There once was a time — 80 or so years ago — when multifaceted glass doorknobs with mirrored star-burst centers were standard issue in new homes. Today, they are mined like diamonds at salvage yards and flea markets. Unlike the flimsy “builder’s special” models now sold at he corner hardware store, glass knobs from the first half of the 20th century were made to last, mounted in steel or brass shanks, as opposed to the brittle metal alloy and plastic ones used now, says Brad Kittel, president of the Antique Doorknob Collectors of America. Their enduring craftsmanship and design — and their ability to work with most modern locksets — have earned them preferential status among owners of old and new houses alike.
Emblems of Wartime Shortages
Glass doorknobs date back to 1826, when the process for pressing molten glass into molds was invented, but they didn’t become ubiquitous until after the United States entered World War I, in 1917. Cast brass, bronze, and iron doorknobs, which had dominated the hardware market since the beginning of the Victorian era in 1860, were in short supply because metals were needed for airplanes and ammunition. “But there was still plenty of sand out there to make glass with,” says Kittel. And by 1920, the largest hardware makers, including Yale & Towne Manufacturing Co. of Connecticut and Barrows Lock Co. of Illinois, were mass-producing doorknobs of molded and machine-cut glass, and cut crystal to suit various house styles, wallet sizes, and tastes.
During that era, most glass knobs were clear and featured six, eight, or 12 facets. Their faces were flat so you could peer inside to see star, bullet, and pin-prick designs molded into their bases. Less common were colored-glass knobs in robin’s egg and cobalt blues, emerald, amber, violet, white milk, and Vaseline glass (which got its yellow-green color from adding trace amounts of uranium to the mold.) Shapes also varied, from ovals with incised star patterns to crystal globes with tiny bubbles inside — a popular 1920s Art Deco style that works well with modern interiors today.
The use of glass knobs continued through the ’40s, but by the ’50s tastes in both architecture and hardware had changed, and Americans began favoring cleaner modern lines in metals. Before long, developers were outfitting doors in suburban ranch houses with utilitarian-looking steel orbs.
Where To Find Them
Today, salvaged glass doorknobs are easy to find. But there are important points about fit, style, and construction to consider before buying.
If you are looking to replace a single knob in a set, always bring along the mate, since there are more than 100 glass-knob patterns to choose from. You’ll also want to bring the spindle. Doorknobs manufactured after 1900 have threads inside their shanks that fit square, threaded spindles. Glass knobs made before the turn of the century were typically mounted on unthreaded spindles with holes in either end.
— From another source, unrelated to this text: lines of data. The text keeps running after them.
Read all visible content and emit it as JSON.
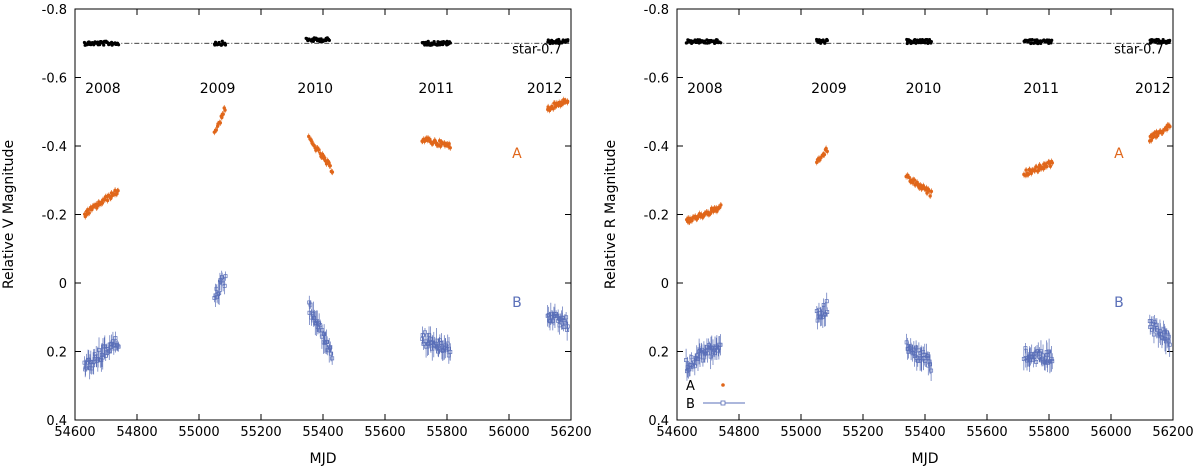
{
  "colors": {
    "A": "#e0661a",
    "B": "#5a6fb8",
    "star": "#000000"
  },
  "chart_data": [
    {
      "type": "scatter",
      "panel": "left",
      "xlabel": "MJD",
      "ylabel": "Relative V  Magnitude",
      "xlim": [
        54600,
        56200
      ],
      "ylim": [
        0.4,
        -0.8
      ],
      "xticks": [
        54600,
        54800,
        55000,
        55200,
        55400,
        55600,
        55800,
        56000,
        56200
      ],
      "yticks": [
        -0.8,
        -0.6,
        -0.4,
        -0.2,
        0,
        0.2,
        0.4
      ],
      "ytick_labels": [
        "-0.8",
        "-0.6",
        "-0.4",
        "-0.2",
        "0",
        "0.2",
        "0.4"
      ],
      "year_labels": [
        {
          "text": "2008",
          "x": 54690
        },
        {
          "text": "2009",
          "x": 55060
        },
        {
          "text": "2010",
          "x": 55375
        },
        {
          "text": "2011",
          "x": 55765
        },
        {
          "text": "2012",
          "x": 56115
        }
      ],
      "year_label_y": -0.555,
      "star_label": {
        "text": "star-0.7",
        "x": 56010,
        "y": -0.685
      },
      "star_line": -0.7,
      "series_labels": [
        {
          "text": "A",
          "x": 56010,
          "y": -0.365,
          "series": "A"
        },
        {
          "text": "B",
          "x": 56010,
          "y": 0.07,
          "series": "B"
        }
      ],
      "series": [
        {
          "name": "star",
          "segments": [
            [
              54630,
              54740,
              -0.7
            ],
            [
              55050,
              55085,
              -0.7
            ],
            [
              55345,
              55420,
              -0.71
            ],
            [
              55720,
              55810,
              -0.7
            ],
            [
              56125,
              56190,
              -0.705
            ]
          ]
        },
        {
          "name": "A",
          "segments": [
            [
              54630,
              54740,
              -0.2,
              -0.27
            ],
            [
              55050,
              55085,
              -0.44,
              -0.51
            ],
            [
              55355,
              55430,
              -0.42,
              -0.33
            ],
            [
              55720,
              55810,
              -0.42,
              -0.4
            ],
            [
              56125,
              56190,
              -0.51,
              -0.535
            ]
          ]
        },
        {
          "name": "B",
          "segments": [
            [
              54630,
              54740,
              0.25,
              0.17
            ],
            [
              55050,
              55085,
              0.04,
              -0.01
            ],
            [
              55355,
              55430,
              0.07,
              0.21
            ],
            [
              55720,
              55810,
              0.16,
              0.2
            ],
            [
              56125,
              56190,
              0.09,
              0.12
            ]
          ]
        }
      ]
    },
    {
      "type": "scatter",
      "panel": "right",
      "xlabel": "MJD",
      "ylabel": "Relative R Magnitude",
      "xlim": [
        54600,
        56200
      ],
      "ylim": [
        0.4,
        -0.8
      ],
      "xticks": [
        54600,
        54800,
        55000,
        55200,
        55400,
        55600,
        55800,
        56000,
        56200
      ],
      "yticks": [
        -0.8,
        -0.6,
        -0.4,
        -0.2,
        0,
        0.2,
        0.4
      ],
      "ytick_labels": [
        "-0.8",
        "-0.6",
        "-0.4",
        "-0.2",
        "0",
        "0.2",
        "0.4"
      ],
      "year_labels": [
        {
          "text": "2008",
          "x": 54690
        },
        {
          "text": "2009",
          "x": 55090
        },
        {
          "text": "2010",
          "x": 55395
        },
        {
          "text": "2011",
          "x": 55775
        },
        {
          "text": "2012",
          "x": 56135
        }
      ],
      "year_label_y": -0.555,
      "star_label": {
        "text": "star-0.7",
        "x": 56010,
        "y": -0.685
      },
      "star_line": -0.7,
      "series_labels": [
        {
          "text": "A",
          "x": 56010,
          "y": -0.365,
          "series": "A"
        },
        {
          "text": "B",
          "x": 56010,
          "y": 0.07,
          "series": "B"
        }
      ],
      "legend": [
        {
          "text": "A",
          "series": "A"
        },
        {
          "text": "B",
          "series": "B"
        }
      ],
      "series": [
        {
          "name": "star",
          "segments": [
            [
              54630,
              54740,
              -0.705
            ],
            [
              55050,
              55085,
              -0.705
            ],
            [
              55340,
              55420,
              -0.705
            ],
            [
              55720,
              55810,
              -0.705
            ],
            [
              56125,
              56190,
              -0.705
            ]
          ]
        },
        {
          "name": "A",
          "segments": [
            [
              54630,
              54740,
              -0.18,
              -0.22
            ],
            [
              55050,
              55085,
              -0.35,
              -0.39
            ],
            [
              55340,
              55420,
              -0.31,
              -0.26
            ],
            [
              55720,
              55810,
              -0.32,
              -0.35
            ],
            [
              56125,
              56190,
              -0.42,
              -0.46
            ]
          ]
        },
        {
          "name": "B",
          "segments": [
            [
              54630,
              54740,
              0.24,
              0.18
            ],
            [
              55050,
              55085,
              0.1,
              0.07
            ],
            [
              55340,
              55420,
              0.18,
              0.24
            ],
            [
              55720,
              55810,
              0.21,
              0.22
            ],
            [
              56125,
              56190,
              0.12,
              0.17
            ]
          ]
        }
      ]
    }
  ]
}
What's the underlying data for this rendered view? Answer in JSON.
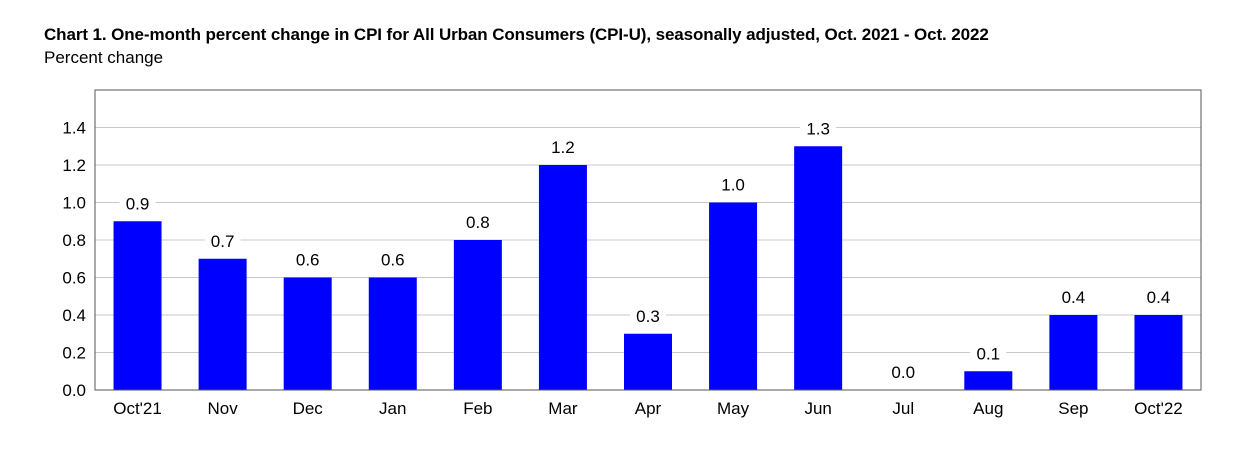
{
  "chart_data": {
    "type": "bar",
    "title": "Chart 1. One-month percent change in CPI for All Urban Consumers (CPI-U), seasonally adjusted, Oct. 2021 - Oct. 2022",
    "subtitle": "Percent change",
    "xlabel": "",
    "ylabel": "",
    "categories": [
      "Oct'21",
      "Nov",
      "Dec",
      "Jan",
      "Feb",
      "Mar",
      "Apr",
      "May",
      "Jun",
      "Jul",
      "Aug",
      "Sep",
      "Oct'22"
    ],
    "values": [
      0.9,
      0.7,
      0.6,
      0.6,
      0.8,
      1.2,
      0.3,
      1.0,
      1.3,
      0.0,
      0.1,
      0.4,
      0.4
    ],
    "data_labels": [
      "0.9",
      "0.7",
      "0.6",
      "0.6",
      "0.8",
      "1.2",
      "0.3",
      "1.0",
      "1.3",
      "0.0",
      "0.1",
      "0.4",
      "0.4"
    ],
    "yticks": [
      0.0,
      0.2,
      0.4,
      0.6,
      0.8,
      1.0,
      1.2,
      1.4
    ],
    "ytick_labels": [
      "0.0",
      "0.2",
      "0.4",
      "0.6",
      "0.8",
      "1.0",
      "1.2",
      "1.4"
    ],
    "ylim": [
      0,
      1.6
    ],
    "grid": true,
    "bar_color": "#0000ff",
    "grid_color": "#c8c8c8"
  }
}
In both cases, the knobs are secured to the rods with small setscrews. Be sure to fit the spindle to the knob before you buy because threads and setscrew sizes can vary widely.
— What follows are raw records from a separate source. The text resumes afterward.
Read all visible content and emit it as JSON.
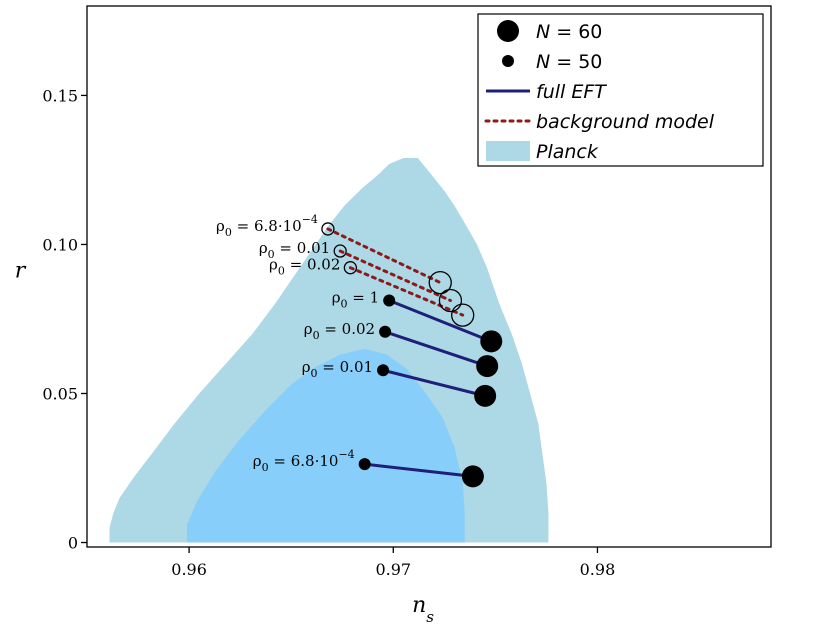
{
  "colors": {
    "planck_outer": "#add8e6",
    "planck_inner": "#87cefa",
    "full_eft": "#1f1f7a",
    "background_model": "#8b1a1a",
    "marker": "#000000"
  },
  "chart_data": {
    "type": "scatter",
    "xlabel": "n",
    "xlabel_sub": "s",
    "ylabel": "r",
    "xlim": [
      0.955,
      0.9885
    ],
    "ylim": [
      -0.0015,
      0.18
    ],
    "xticks": [
      0.96,
      0.97,
      0.98
    ],
    "xtick_labels": [
      "0.96",
      "0.97",
      "0.98"
    ],
    "yticks": [
      0,
      0.05,
      0.1,
      0.15
    ],
    "ytick_labels": [
      "0",
      "0.05",
      "0.10",
      "0.15"
    ],
    "legend": {
      "position": "top-right",
      "entries": [
        {
          "kind": "big-dot",
          "label_italic": "N",
          "label_rest": " = 60"
        },
        {
          "kind": "small-dot",
          "label_italic": "N",
          "label_rest": " = 50"
        },
        {
          "kind": "solid-line",
          "label_italic": "full EFT",
          "label_rest": ""
        },
        {
          "kind": "dotted-line",
          "label_italic": "background model",
          "label_rest": ""
        },
        {
          "kind": "patch",
          "label_italic": "Planck",
          "label_rest": ""
        }
      ]
    },
    "planck_outer_contour": [
      [
        0.9561,
        0.0
      ],
      [
        0.9561,
        0.005
      ],
      [
        0.9563,
        0.01
      ],
      [
        0.9566,
        0.015
      ],
      [
        0.9573,
        0.022
      ],
      [
        0.9582,
        0.03
      ],
      [
        0.9593,
        0.04
      ],
      [
        0.9605,
        0.05
      ],
      [
        0.9618,
        0.06
      ],
      [
        0.9631,
        0.07
      ],
      [
        0.9642,
        0.08
      ],
      [
        0.9652,
        0.09
      ],
      [
        0.9662,
        0.1
      ],
      [
        0.9668,
        0.106
      ],
      [
        0.9676,
        0.113
      ],
      [
        0.9685,
        0.119
      ],
      [
        0.9692,
        0.123
      ],
      [
        0.9698,
        0.127
      ],
      [
        0.9705,
        0.129
      ],
      [
        0.9712,
        0.129
      ],
      [
        0.9718,
        0.124
      ],
      [
        0.9725,
        0.118
      ],
      [
        0.973,
        0.113
      ],
      [
        0.9736,
        0.106
      ],
      [
        0.9741,
        0.1
      ],
      [
        0.9746,
        0.092
      ],
      [
        0.9752,
        0.08
      ],
      [
        0.9758,
        0.07
      ],
      [
        0.9763,
        0.06
      ],
      [
        0.9767,
        0.05
      ],
      [
        0.9771,
        0.04
      ],
      [
        0.9773,
        0.03
      ],
      [
        0.9775,
        0.02
      ],
      [
        0.9776,
        0.01
      ],
      [
        0.9776,
        0.0
      ]
    ],
    "planck_inner_contour": [
      [
        0.9599,
        0.0
      ],
      [
        0.9599,
        0.006
      ],
      [
        0.9604,
        0.014
      ],
      [
        0.9613,
        0.024
      ],
      [
        0.9624,
        0.034
      ],
      [
        0.9637,
        0.044
      ],
      [
        0.965,
        0.053
      ],
      [
        0.9662,
        0.059
      ],
      [
        0.9674,
        0.063
      ],
      [
        0.9686,
        0.065
      ],
      [
        0.9697,
        0.063
      ],
      [
        0.9707,
        0.058
      ],
      [
        0.9716,
        0.05
      ],
      [
        0.9724,
        0.042
      ],
      [
        0.973,
        0.032
      ],
      [
        0.9734,
        0.02
      ],
      [
        0.9735,
        0.01
      ],
      [
        0.9735,
        0.0
      ]
    ],
    "series": [
      {
        "name": "full EFT",
        "rho_label": "6.8·10",
        "rho_exp": "−4",
        "n50": [
          0.9686,
          0.0263
        ],
        "n60": [
          0.9739,
          0.0222
        ]
      },
      {
        "name": "full EFT",
        "rho_label": "0.01",
        "rho_exp": "",
        "n50": [
          0.9695,
          0.0578
        ],
        "n60": [
          0.9745,
          0.0492
        ]
      },
      {
        "name": "full EFT",
        "rho_label": "0.02",
        "rho_exp": "",
        "n50": [
          0.9696,
          0.0707
        ],
        "n60": [
          0.9746,
          0.0592
        ]
      },
      {
        "name": "full EFT",
        "rho_label": "1",
        "rho_exp": "",
        "n50": [
          0.9698,
          0.0812
        ],
        "n60": [
          0.9748,
          0.0675
        ]
      },
      {
        "name": "background model",
        "rho_label": "6.8·10",
        "rho_exp": "−4",
        "n50": [
          0.9668,
          0.1052
        ],
        "n60": [
          0.9723,
          0.0872
        ]
      },
      {
        "name": "background model",
        "rho_label": "0.01",
        "rho_exp": "",
        "n50": [
          0.9674,
          0.0978
        ],
        "n60": [
          0.9728,
          0.0812
        ]
      },
      {
        "name": "background model",
        "rho_label": "0.02",
        "rho_exp": "",
        "n50": [
          0.9679,
          0.0922
        ],
        "n60": [
          0.9734,
          0.0763
        ]
      }
    ],
    "annotations": [
      {
        "rho_label": "6.8·10",
        "rho_exp": "−4",
        "anchor": [
          0.9668,
          0.1052
        ]
      },
      {
        "rho_label": "0.01",
        "rho_exp": "",
        "anchor": [
          0.9674,
          0.0978
        ]
      },
      {
        "rho_label": "0.02",
        "rho_exp": "",
        "anchor": [
          0.9679,
          0.0922
        ]
      },
      {
        "rho_label": "1",
        "rho_exp": "",
        "anchor": [
          0.9698,
          0.0812
        ]
      },
      {
        "rho_label": "0.02",
        "rho_exp": "",
        "anchor": [
          0.9696,
          0.0707
        ]
      },
      {
        "rho_label": "0.01",
        "rho_exp": "",
        "anchor": [
          0.9695,
          0.0578
        ]
      },
      {
        "rho_label": "6.8·10",
        "rho_exp": "−4",
        "anchor": [
          0.9686,
          0.0263
        ]
      }
    ],
    "rho_symbol": "ρ",
    "rho_subscript": "0",
    "rho_equals": " = "
  }
}
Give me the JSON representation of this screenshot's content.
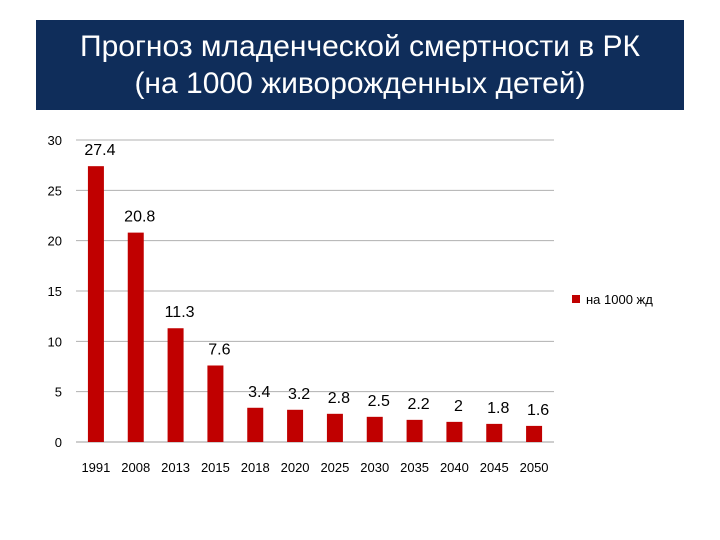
{
  "title": {
    "line1": "Прогноз младенческой смертности в РК",
    "line2": "(на 1000 живорожденных детей)"
  },
  "colors": {
    "banner": "#0f2d5a",
    "bar": "#c00000",
    "grid": "#b0b0b0"
  },
  "chart_data": {
    "type": "bar",
    "categories": [
      "1991",
      "2008",
      "2013",
      "2015",
      "2018",
      "2020",
      "2025",
      "2030",
      "2035",
      "2040",
      "2045",
      "2050"
    ],
    "series": [
      {
        "name": "на 1000 жд",
        "values": [
          27.4,
          20.8,
          11.3,
          7.6,
          3.4,
          3.2,
          2.8,
          2.5,
          2.2,
          2,
          1.8,
          1.6
        ]
      }
    ],
    "data_labels": [
      "27.4",
      "20.8",
      "11.3",
      "7.6",
      "3.4",
      "3.2",
      "2.8",
      "2.5",
      "2.2",
      "2",
      "1.8",
      "1.6"
    ],
    "y_ticks": [
      0,
      5,
      10,
      15,
      20,
      25,
      30
    ],
    "ylim": [
      0,
      30
    ],
    "grid": true,
    "legend_position": "right"
  }
}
For pairs of knobs, you’ll want to measure the door’s thickness and compare it with the span between the knobs to ensure a snug fit. Though spindles are rarely too short, threaded ones are sometimes too long and may require cutting down with a hacksaw. Avoid pairs that are missing their spindles or setscrews. And be wary of knobs that turn inside their metal shanks, which can’t be fixed. “If you get a spinner, it’s worthless as a functional knob,” says Kittel, who has tried in vain to reset the knobs with glass epoxy. “It works for awhile but it always comes loose again.”
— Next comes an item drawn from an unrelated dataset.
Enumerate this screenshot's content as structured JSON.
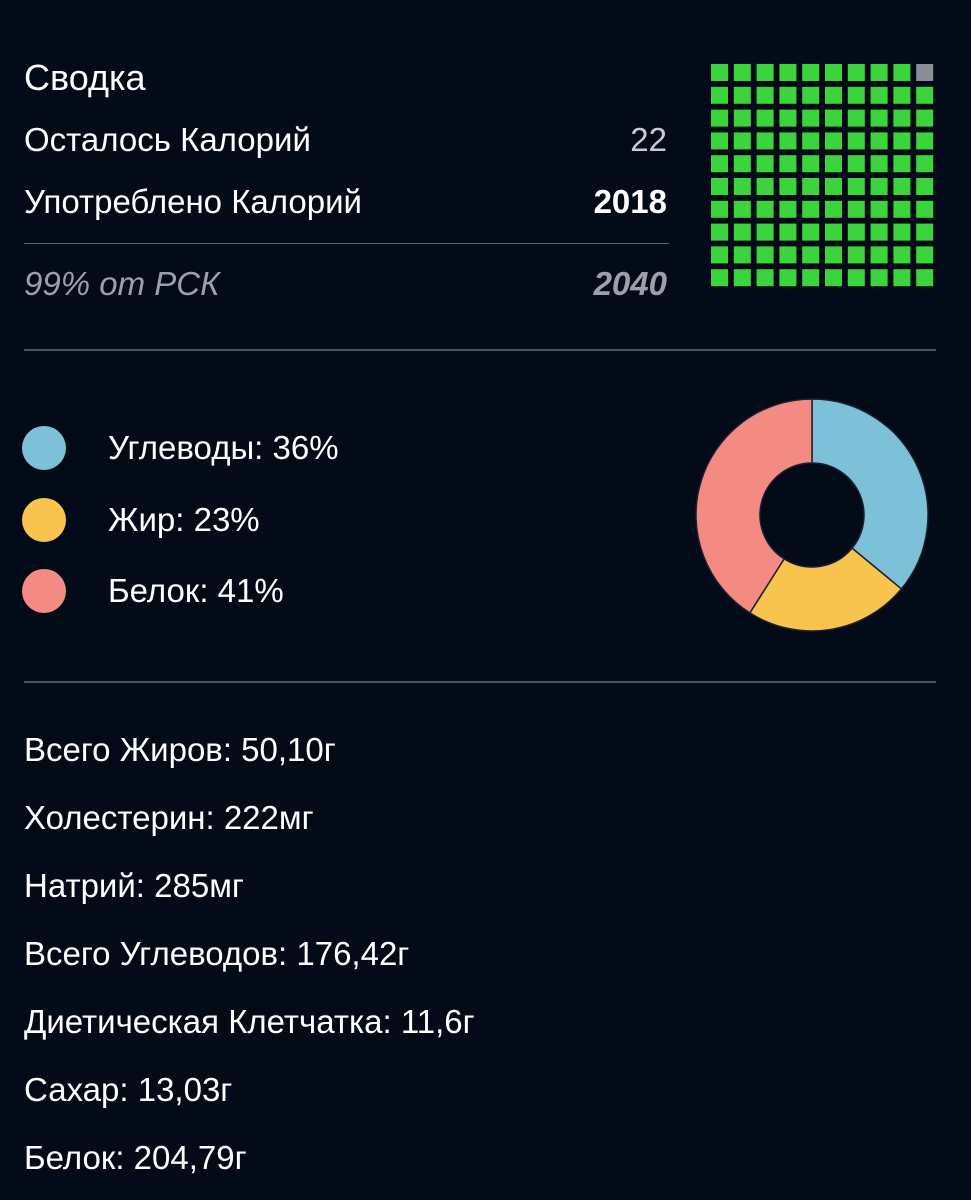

Prices for vintage glass knobs vary widely, depending on condition, rarity, style, and color. For the most common, 12-sided molded-glass knobs, expect to pay between $30 and $50 a pair. Sets of six- or eight-sided knobs cost between $60 and $100, while a pair of cut-crystal balls can go for as much as $500. Most valuable are red, cobalt, and Vaseline-glass knobs. Such fine knobs were used in mansions at the entrances to formal areas, such as parlors and dining rooms, where homeowners entertained guests.
Today, hardware-store-variety glass knobs cost as little as $10 a pair, but the materials and craftsmanship are far inferior to the vintage counterparts. “The old glass has a watery look and refracts light differently,” says Kittle of knobs gently worn by time and use. “And when you hold it in your hand, it just feels better.”